À ce moment, quelqu’un le saisit à pleins bras, quelqu’un qu’il ne put reconnaître dans la profonde obscurité. Mais ce quelqu’un l’ayant embrassé en poussant force soupirs, finit par dire d’une voix rauque de douleur:

– Toi!… Toi ici!… Toi dans cet enfer!

– Mon père! s’écria le chevalier qui eut une seconde de joie intense.

Et tendrement, il serra à son tour le vieux routier dans ses bras.

– Nous sommes perdus, cette fois, reprit Pardaillan père. Pour Moi, le mal n’est pas grand. Mais toi! toi, mon pauvre chevalier!…

– Bon! Vous saviez bien que notre destinée était de mourir ensemble!

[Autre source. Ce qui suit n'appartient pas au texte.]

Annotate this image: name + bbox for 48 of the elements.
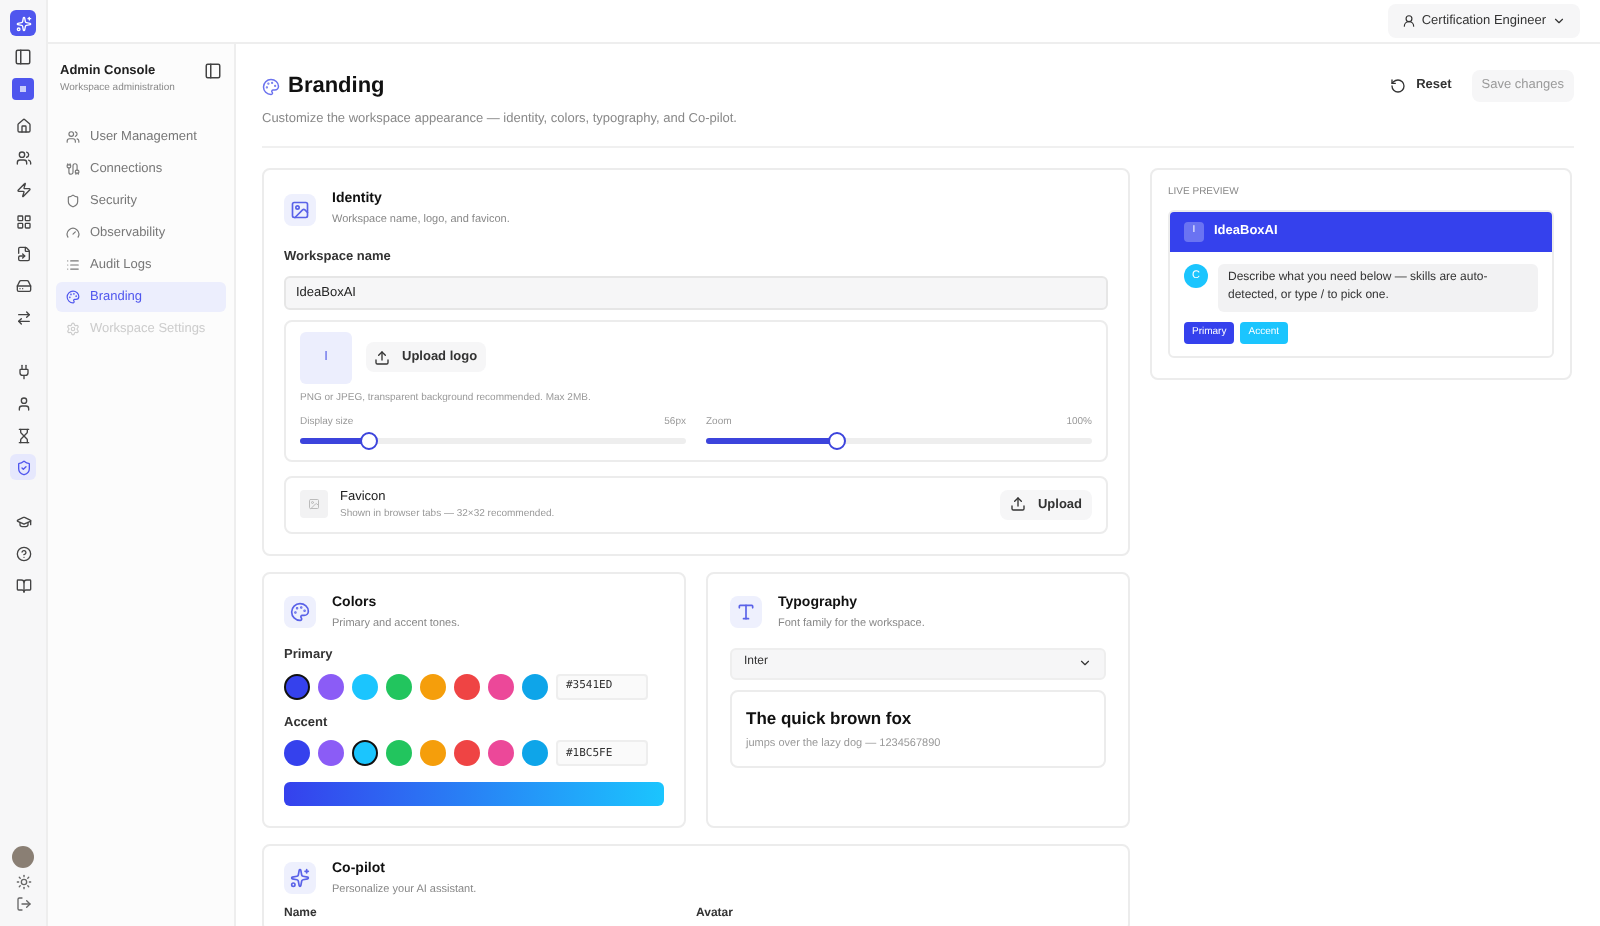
panel-toggle-icon[interactable] <box>14 48 32 66</box>
collapse-panel-icon[interactable] <box>204 62 222 80</box>
chevron-down-icon <box>1552 14 1566 28</box>
color-swatch[interactable] <box>420 673 446 699</box>
color-swatch[interactable] <box>454 673 480 699</box>
sample-title: The quick brown fox <box>746 705 914 731</box>
gear-icon <box>66 322 80 337</box>
color-swatch[interactable] <box>488 673 514 699</box>
theme-sun-icon[interactable] <box>15 874 31 890</box>
plug-icon <box>66 162 80 177</box>
color-swatch[interactable] <box>352 673 378 699</box>
color-swatch[interactable] <box>284 740 310 767</box>
color-swatch[interactable] <box>488 740 514 767</box>
chevron-down-icon <box>1078 656 1092 671</box>
shield-check-icon[interactable] <box>10 454 36 480</box>
logout-icon[interactable] <box>15 896 31 912</box>
color-swatch[interactable] <box>420 740 446 767</box>
upload-icon <box>1009 496 1026 513</box>
palette-icon <box>66 290 80 305</box>
color-swatch[interactable] <box>386 673 412 699</box>
reset-icon <box>1390 78 1407 94</box>
palette-icon <box>262 77 280 96</box>
user-icon <box>1401 14 1416 28</box>
avatar-photo-placeholder[interactable] <box>12 846 34 868</box>
sparkles-icon <box>284 862 316 895</box>
app-logo-icon[interactable] <box>10 10 36 36</box>
page-title: Branding <box>288 72 385 102</box>
color-swatch[interactable] <box>522 740 548 767</box>
users-icon <box>66 130 80 145</box>
upload-icon <box>374 349 390 366</box>
slider-thumb[interactable] <box>360 431 379 450</box>
palette-icon <box>284 596 316 629</box>
color-swatch[interactable] <box>522 673 548 699</box>
color-swatch[interactable] <box>454 740 480 767</box>
color-swatch[interactable] <box>318 673 344 699</box>
favicon-icon <box>300 490 328 519</box>
gauge-icon <box>66 226 80 241</box>
slider-track[interactable] <box>706 437 1092 444</box>
color-swatch[interactable] <box>284 673 310 699</box>
color-swatch[interactable] <box>386 740 412 767</box>
workspace-badge-icon[interactable] <box>12 78 34 100</box>
color-swatch[interactable] <box>318 740 344 767</box>
color-swatch[interactable] <box>352 740 378 767</box>
slider-thumb[interactable] <box>828 431 847 450</box>
type-icon <box>730 596 762 629</box>
list-icon <box>66 258 80 273</box>
shield-icon <box>66 194 80 209</box>
image-icon <box>284 193 316 226</box>
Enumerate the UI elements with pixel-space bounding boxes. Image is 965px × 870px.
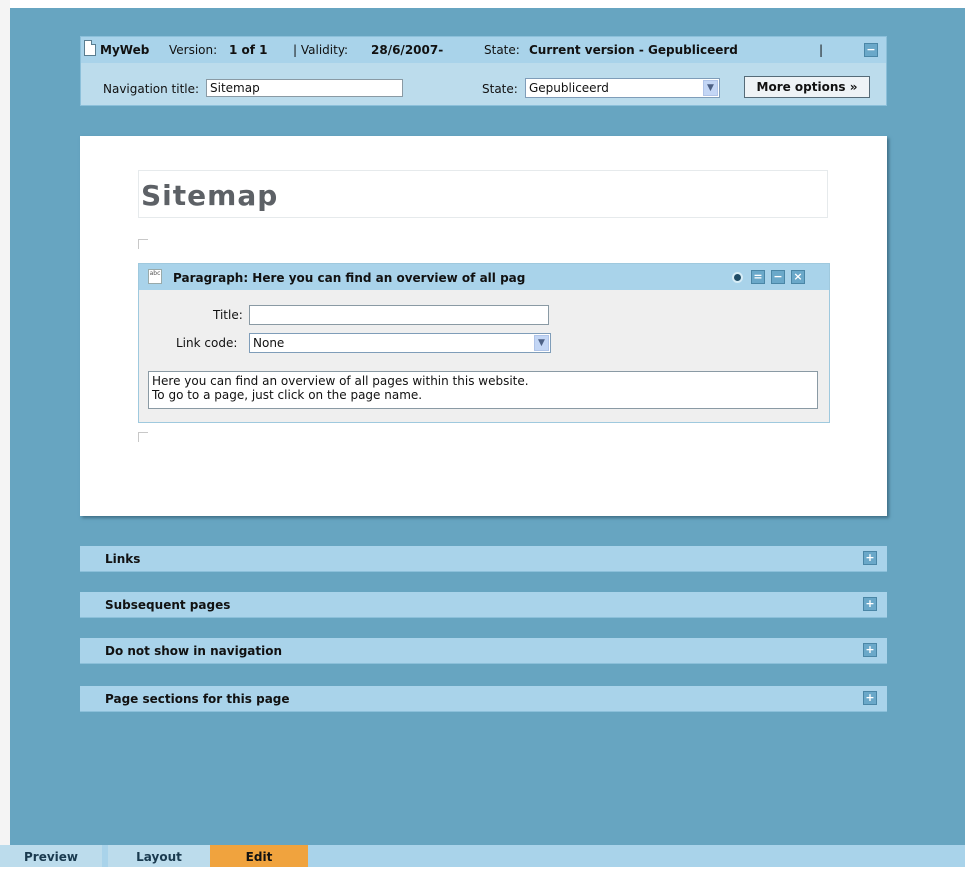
section-label: Subsequent pages [105,598,231,612]
version-value: 1 of 1 [229,43,268,57]
section-subsequent-pages[interactable]: Subsequent pages + [80,592,887,618]
section-label: Do not show in navigation [105,644,283,658]
version-label: Version: [169,43,218,57]
header-info-bar: MyWeb Version: 1 of 1 | Validity: 28/6/2… [81,37,886,63]
section-label: Links [105,552,141,566]
insert-marker-top[interactable] [138,239,148,249]
paragraph-collapse-button[interactable]: − [771,270,785,284]
section-hidden-navigation[interactable]: Do not show in navigation + [80,638,887,664]
minus-icon: − [773,270,783,283]
section-links[interactable]: Links + [80,546,887,572]
equals-icon: = [753,270,763,283]
paragraph-title: Paragraph: Here you can find an overview… [173,271,526,285]
paragraph-title-input[interactable] [249,305,549,325]
chevron-down-icon: ▼ [703,80,718,96]
title-field-label: Title: [213,308,243,322]
expand-icon[interactable]: + [863,597,877,611]
insert-marker-bottom[interactable] [138,432,148,442]
chevron-down-icon: ▼ [534,335,549,351]
state-select-value: Gepubliceerd [529,81,609,95]
state-value: Current version - Gepubliceerd [529,43,738,57]
left-margin [0,0,10,845]
section-label: Page sections for this page [105,692,290,706]
navigation-title-label: Navigation title: [103,82,200,96]
text-paragraph-icon: abc [148,269,162,284]
link-code-label: Link code: [176,336,238,350]
minus-icon: − [866,43,876,56]
view-tab-bar: Preview Layout Edit [0,845,965,867]
close-icon: × [793,270,803,283]
paragraph-block: abc Paragraph: Here you can find an over… [138,263,830,423]
paragraph-delete-button[interactable]: × [791,270,805,284]
link-code-select[interactable]: None ▼ [249,333,551,353]
state-select-label: State: [482,82,518,96]
page-title-box[interactable]: Sitemap [138,170,828,218]
state-select[interactable]: Gepubliceerd ▼ [525,78,720,98]
paragraph-header: abc Paragraph: Here you can find an over… [139,264,829,290]
section-page-sections[interactable]: Page sections for this page + [80,686,887,712]
tab-edit[interactable]: Edit [210,845,308,867]
validity-label: | Validity: [293,43,349,57]
page-title: Sitemap [141,179,279,212]
tab-layout[interactable]: Layout [108,845,210,867]
link-code-value: None [253,336,285,350]
more-options-button[interactable]: More options » [744,76,870,98]
navigation-title-input[interactable]: Sitemap [206,79,403,97]
header-separator: | [819,43,824,57]
validity-value: 28/6/2007- [371,43,444,57]
paragraph-body-textarea[interactable]: Here you can find an overview of all pag… [148,371,818,409]
paragraph-options-button[interactable]: = [751,270,765,284]
document-icon [84,40,96,56]
state-label: State: [484,43,520,57]
radio-toggle-icon[interactable] [732,272,743,283]
collapse-header-button[interactable]: − [864,43,878,57]
expand-icon[interactable]: + [863,643,877,657]
tab-preview[interactable]: Preview [0,845,102,867]
site-name: MyWeb [100,43,150,57]
expand-icon[interactable]: + [863,551,877,565]
page-content-card: Sitemap abc Paragraph: Here you can find… [80,136,887,516]
expand-icon[interactable]: + [863,691,877,705]
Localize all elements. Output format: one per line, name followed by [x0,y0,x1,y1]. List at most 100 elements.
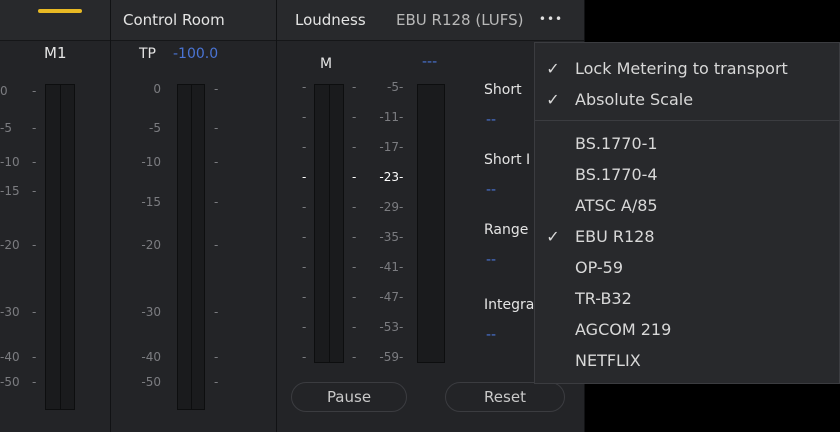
control-room-scale-dot: - [214,375,219,389]
track-scale-tick: -40 [0,350,20,364]
tp-value: -100.0 [173,46,219,62]
control-room-scale-dot: - [214,238,219,252]
loudness-scale-dot: - [399,260,404,274]
loudness-scale-dot: - [302,230,307,244]
loudness-scale-dot: - [352,350,357,364]
track-level-meter [45,84,75,410]
loudness-scale-dot: - [302,200,307,214]
loudness-scale-dot: - [399,350,404,364]
loudness-scale-tick: -23 [379,170,399,184]
readout-label: Short I [484,152,531,168]
loudness-scale-dot: - [302,110,307,124]
control-room-scale-tick: -15 [141,195,161,209]
menu-item-label: BS.1770-1 [575,133,658,153]
loudness-scale-tick: -53 [379,320,399,334]
check-icon: ✓ [546,89,560,109]
loudness-history-meter [417,84,445,363]
control-room-scale-tick: -10 [141,155,161,169]
track-scale-tick: -30 [0,305,20,319]
menu-item-label: OP-59 [575,257,624,277]
panel-divider [276,0,277,432]
menu-item-label: BS.1770-4 [575,164,658,184]
loudness-scale-dot: - [399,170,404,184]
control-room-scale-tick: -5 [149,121,161,135]
track-meter-panel: M1 0- -5- -10- -15- -20- -30- -40- -50- [0,0,110,432]
control-room-level-meter [177,84,205,410]
loudness-scale-dot: - [399,140,404,154]
track-scale-dot: - [32,184,37,198]
loudness-scale-dot: - [302,140,307,154]
loudness-scale-dot: - [399,80,404,94]
loudness-scale-dot: - [352,230,357,244]
menu-item-label: Absolute Scale [575,89,694,109]
loudness-scale-dot: - [302,320,307,334]
control-room-scale-dot: - [214,121,219,135]
loudness-scale-dot: - [352,200,357,214]
readout-value: -- [486,182,497,198]
reset-button[interactable]: Reset [445,382,565,412]
loudness-scale-dot: - [399,200,404,214]
pause-button[interactable]: Pause [291,382,407,412]
more-options-button[interactable]: ••• [531,8,571,32]
loudness-header: Loudness EBU R128 (LUFS) ••• [277,0,584,41]
control-room-scale-tick: -40 [141,350,161,364]
loudness-scale-dot: - [352,110,357,124]
track-scale-tick: -5 [0,121,12,135]
track-color-bar [38,9,82,13]
loudness-scale-dot: - [302,290,307,304]
loudness-scale-dot: - [302,170,307,184]
control-room-scale-dot: - [214,195,219,209]
loudness-standard: EBU R128 (LUFS) [396,11,524,29]
menu-item-lock-metering-to-transport[interactable]: ✓ Lock Metering to transport [535,53,839,83]
control-room-scale-dot: - [214,305,219,319]
loudness-scale-dot: - [399,230,404,244]
menu-item-bs-1770-1[interactable]: BS.1770-1 [535,128,839,158]
track-scale-dot: - [32,305,37,319]
momentary-meter [314,84,344,363]
readout-value: -- [486,327,497,343]
menu-item-absolute-scale[interactable]: ✓ Absolute Scale [535,84,839,114]
menu-item-tr-b32[interactable]: TR-B32 [535,283,839,313]
loudness-scale-dot: - [352,320,357,334]
loudness-scale-dot: - [399,290,404,304]
menu-item-agcom-219[interactable]: AGCOM 219 [535,314,839,344]
loudness-scale-tick: -17 [379,140,399,154]
menu-item-op-59[interactable]: OP-59 [535,252,839,282]
loudness-scale-dot: - [352,140,357,154]
menu-item-label: EBU R128 [575,226,655,246]
loudness-scale-tick: -59 [379,350,399,364]
track-scale-dot: - [32,84,37,98]
track-scale-dot: - [32,350,37,364]
loudness-scale-tick: -29 [379,200,399,214]
readout-label: Short [484,82,522,98]
loudness-scale-dot: - [302,350,307,364]
control-room-scale-dot: - [214,155,219,169]
check-icon: ✓ [546,226,560,246]
menu-item-label: ATSC A/85 [575,195,658,215]
menu-item-bs-1770-4[interactable]: BS.1770-4 [535,159,839,189]
menu-item-ebu-r128[interactable]: ✓ EBU R128 [535,221,839,251]
loudness-scale-dot: - [352,170,357,184]
control-room-header: Control Room [111,0,276,41]
menu-item-netflix[interactable]: NETFLIX [535,345,839,375]
control-room-scale-dot: - [214,350,219,364]
loudness-standard-menu[interactable]: ✓ Lock Metering to transport ✓ Absolute Sca… [534,42,840,384]
loudness-scale-dot: - [399,320,404,334]
loudness-scale-tick: -35 [379,230,399,244]
loudness-scale-dot: - [352,80,357,94]
control-room-title: Control Room [123,11,225,29]
track-scale-dot: - [32,375,37,389]
tp-label: TP [139,46,156,62]
menu-divider [535,120,839,121]
menu-item-label: NETFLIX [575,350,641,370]
loudness-scale-tick: -41 [379,260,399,274]
loudness-scale-tick: -47 [379,290,399,304]
loudness-scale-dot: - [352,260,357,274]
panel-divider [110,0,111,432]
loudness-title: Loudness [295,11,366,29]
control-room-scale-tick: -30 [141,305,161,319]
readout-label: Range [484,222,529,238]
readout-label: Integra [484,297,535,313]
menu-item-label: AGCOM 219 [575,319,672,339]
menu-item-atsc-a-85[interactable]: ATSC A/85 [535,190,839,220]
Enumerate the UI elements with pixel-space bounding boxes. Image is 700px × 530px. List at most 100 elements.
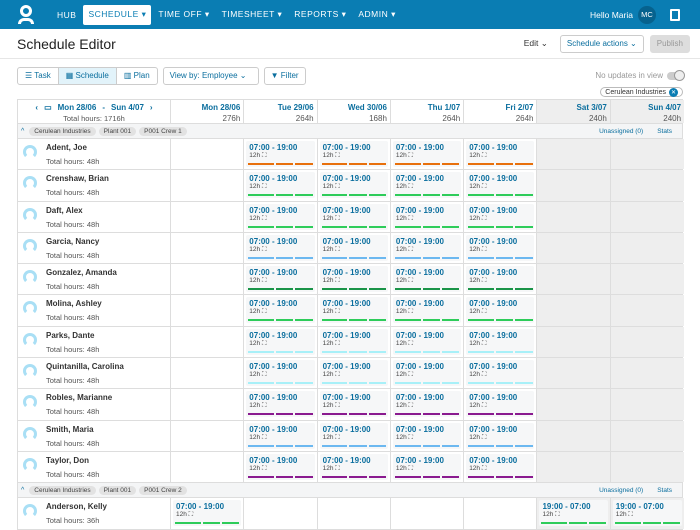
employee-cell[interactable]: Molina, Ashley Total hours: 48h [18,295,171,326]
view-tab[interactable]: ☰ Task [18,67,59,84]
day-cell[interactable]: 19:00 - 07:00 12h ⛶ [610,498,685,529]
day-cell[interactable]: 07:00 - 19:00 12h ⛶ [391,139,465,170]
day-cell[interactable] [537,451,611,483]
shift-card[interactable]: 07:00 - 19:00 12h ⛶ [466,391,535,418]
shift-card[interactable]: 07:00 - 19:00 12h ⛶ [466,203,535,230]
shift-card[interactable]: 07:00 - 19:00 12h ⛶ [246,297,315,324]
prev-week-button[interactable]: ‹ [35,103,38,112]
edit-dropdown[interactable]: Edit ⌄ [524,38,548,49]
day-cell[interactable] [610,201,685,232]
day-cell[interactable] [610,420,685,451]
shift-card[interactable]: 07:00 - 19:00 12h ⛶ [392,422,462,449]
day-cell[interactable]: 07:00 - 19:00 12h ⛶ [318,232,391,264]
day-cell[interactable]: 07:00 - 19:00 12h ⛶ [318,420,391,451]
shift-card[interactable]: 07:00 - 19:00 12h ⛶ [319,422,388,449]
day-cell[interactable]: 07:00 - 19:00 12h ⛶ [318,295,391,326]
day-cell[interactable]: 07:00 - 19:00 12h ⛶ [464,358,538,389]
day-cell[interactable] [610,139,685,170]
day-cell[interactable]: 07:00 - 19:00 12h ⛶ [244,170,318,201]
day-cell[interactable]: 07:00 - 19:00 12h ⛶ [464,139,538,170]
day-cell[interactable]: 07:00 - 19:00 12h ⛶ [391,170,465,201]
day-cell[interactable] [537,326,611,358]
day-cell[interactable]: 07:00 - 19:00 12h ⛶ [391,389,465,420]
day-header[interactable]: Fri 2/07 264h [464,100,538,123]
day-cell[interactable]: 07:00 - 19:00 12h ⛶ [244,451,318,483]
day-header[interactable]: Sun 4/07 240h [610,100,685,123]
day-cell[interactable] [610,264,685,295]
day-cell[interactable]: 07:00 - 19:00 12h ⛶ [391,451,465,483]
shift-card[interactable]: 07:00 - 19:00 12h ⛶ [392,172,462,199]
shift-card[interactable]: 07:00 - 19:00 12h ⛶ [319,266,388,293]
day-cell[interactable] [391,498,465,529]
day-cell[interactable] [171,389,245,420]
shift-card[interactable]: 07:00 - 19:00 12h ⛶ [392,391,462,418]
day-cell[interactable]: 07:00 - 19:00 12h ⛶ [464,232,538,264]
nav-item[interactable]: TIME OFF ▾ [153,5,214,25]
day-cell[interactable]: 07:00 - 19:00 12h ⛶ [318,389,391,420]
employee-cell[interactable]: Quintanilla, Carolina Total hours: 48h [18,358,171,389]
shift-card[interactable]: 19:00 - 07:00 12h ⛶ [539,500,608,527]
shift-card[interactable]: 07:00 - 19:00 12h ⛶ [173,500,242,527]
day-cell[interactable]: 07:00 - 19:00 12h ⛶ [391,232,465,264]
day-cell[interactable]: 07:00 - 19:00 12h ⛶ [464,326,538,358]
next-week-button[interactable]: › [150,103,153,112]
publish-button[interactable]: Publish [649,34,690,53]
collapse-caret-icon[interactable]: ^ [21,487,24,494]
day-cell[interactable]: 07:00 - 19:00 12h ⛶ [464,264,538,295]
shift-card[interactable]: 07:00 - 19:00 12h ⛶ [392,203,462,230]
shift-card[interactable]: 07:00 - 19:00 12h ⛶ [319,453,388,480]
day-cell[interactable] [171,139,245,170]
logo-icon[interactable] [16,5,36,24]
shift-card[interactable]: 07:00 - 19:00 12h ⛶ [319,360,388,387]
day-cell[interactable] [171,451,245,483]
shift-card[interactable]: 07:00 - 19:00 12h ⛶ [466,266,535,293]
view-by-select[interactable]: View by: Employee ⌄ [162,66,259,85]
day-cell[interactable]: 07:00 - 19:00 12h ⛶ [464,295,538,326]
day-cell[interactable]: 07:00 - 19:00 12h ⛶ [244,295,318,326]
day-cell[interactable] [171,232,245,264]
shift-card[interactable]: 19:00 - 07:00 12h ⛶ [612,500,683,527]
shift-card[interactable]: 07:00 - 19:00 12h ⛶ [466,141,535,167]
day-cell[interactable]: 07:00 - 19:00 12h ⛶ [244,389,318,420]
shift-card[interactable]: 07:00 - 19:00 12h ⛶ [466,453,535,480]
day-cell[interactable]: 07:00 - 19:00 12h ⛶ [318,358,391,389]
nav-item[interactable]: SCHEDULE ▾ [83,4,152,25]
stats-link[interactable]: Stats [657,487,672,494]
day-cell[interactable]: 07:00 - 19:00 12h ⛶ [464,420,538,451]
shift-card[interactable]: 07:00 - 19:00 12h ⛶ [392,141,462,167]
day-cell[interactable]: 07:00 - 19:00 12h ⛶ [464,201,538,232]
shift-card[interactable]: 07:00 - 19:00 12h ⛶ [392,453,462,480]
day-cell[interactable] [171,264,245,295]
shift-card[interactable]: 07:00 - 19:00 12h ⛶ [466,172,535,199]
employee-cell[interactable]: Smith, Maria Total hours: 48h [18,420,171,451]
employee-cell[interactable]: Garcia, Nancy Total hours: 48h [18,232,171,264]
day-cell[interactable]: 07:00 - 19:00 12h ⛶ [244,201,318,232]
shift-card[interactable]: 07:00 - 19:00 12h ⛶ [466,328,535,355]
day-cell[interactable] [537,170,611,201]
employee-cell[interactable]: Gonzalez, Amanda Total hours: 48h [18,264,171,295]
day-cell[interactable]: 07:00 - 19:00 12h ⛶ [318,451,391,483]
schedule-actions-button[interactable]: Schedule actions ⌄ [559,34,644,53]
day-cell[interactable] [610,326,685,358]
shift-card[interactable]: 07:00 - 19:00 12h ⛶ [392,328,462,355]
employee-cell[interactable]: Daft, Alex Total hours: 48h [18,201,171,232]
shift-card[interactable]: 07:00 - 19:00 12h ⛶ [246,234,315,261]
stats-link[interactable]: Stats [657,128,672,135]
day-cell[interactable]: 07:00 - 19:00 12h ⛶ [391,326,465,358]
document-icon[interactable] [670,8,680,21]
day-cell[interactable] [537,420,611,451]
close-icon[interactable]: ✕ [669,87,678,97]
day-cell[interactable]: 07:00 - 19:00 12h ⛶ [244,264,318,295]
shift-card[interactable]: 07:00 - 19:00 12h ⛶ [246,391,315,418]
shift-card[interactable]: 07:00 - 19:00 12h ⛶ [466,297,535,324]
shift-card[interactable]: 07:00 - 19:00 12h ⛶ [246,360,315,387]
day-cell[interactable]: 07:00 - 19:00 12h ⛶ [244,326,318,358]
day-cell[interactable]: 07:00 - 19:00 12h ⛶ [318,139,391,170]
shift-card[interactable]: 07:00 - 19:00 12h ⛶ [246,266,315,293]
shift-card[interactable]: 07:00 - 19:00 12h ⛶ [392,266,462,293]
day-cell[interactable] [171,358,245,389]
shift-card[interactable]: 07:00 - 19:00 12h ⛶ [319,203,388,230]
shift-card[interactable]: 07:00 - 19:00 12h ⛶ [246,453,315,480]
shift-card[interactable]: 07:00 - 19:00 12h ⛶ [319,297,388,324]
day-header[interactable]: Wed 30/06 168h [318,100,391,123]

– Et vous aurez satisfaction, ricana derrière la porte la voix de Maurevert. C’est grâce à moi, messieurs, que vous êtes ici dans la même chambre; c’est grâce à moi que vous subirez la même torture; c’est grâce à moi que vous mourrez ensemble! Voilà votre coup de cravache payé!… Remerciez-moi, et bonsoir!… Samedi, à dix heures du matin, nous reprendrons la conversation, avec le bourreau en tiers.

– Misérable! hurla le vieux routier en se jetant sur la porte, qu’il secoua frénétiquement.

Le chevalier n’avait pas bronché.

Cette fois, d’ailleurs, il entendit des pas qui s’éloignaient.

– Viens! reprit Pardaillan en prenant son fils par la main. Viens t’asseoir, mon pauvre enfant…

Et comme il connaissait le cachot qu’il habitait depuis quelques jours, il conduisit le chevalier dans un coin où se trouvait entassée de la paille, à la fois siège et couchette des habitants de ce lieu sinistre.

Le chevalier allongea sur la paille ses membres endoloris par la pression des cordes. Le premier moment de joie instinctive passé, il éprouvait maintenant une douleur plus accablante qu’au moment où il avait été arrêté. Vaguement, sans se le dire, il avait compté sur son père pour sauver Loïse! Lui mort, le vieux serait encore là pour protéger la jeune fille et la mettre en sûreté. Voilà les calculs qui avaient donné à ce cœur généreux la force de regarder la mort en face.

Tout était fini! Le vieux Pardaillan était prisonnier comme lui.

Et alors, une nouvelle angoisse vint le saisir à la gorge, et cela lui parut si amer qu’il lui sembla qu’il allait mourir à l’instant.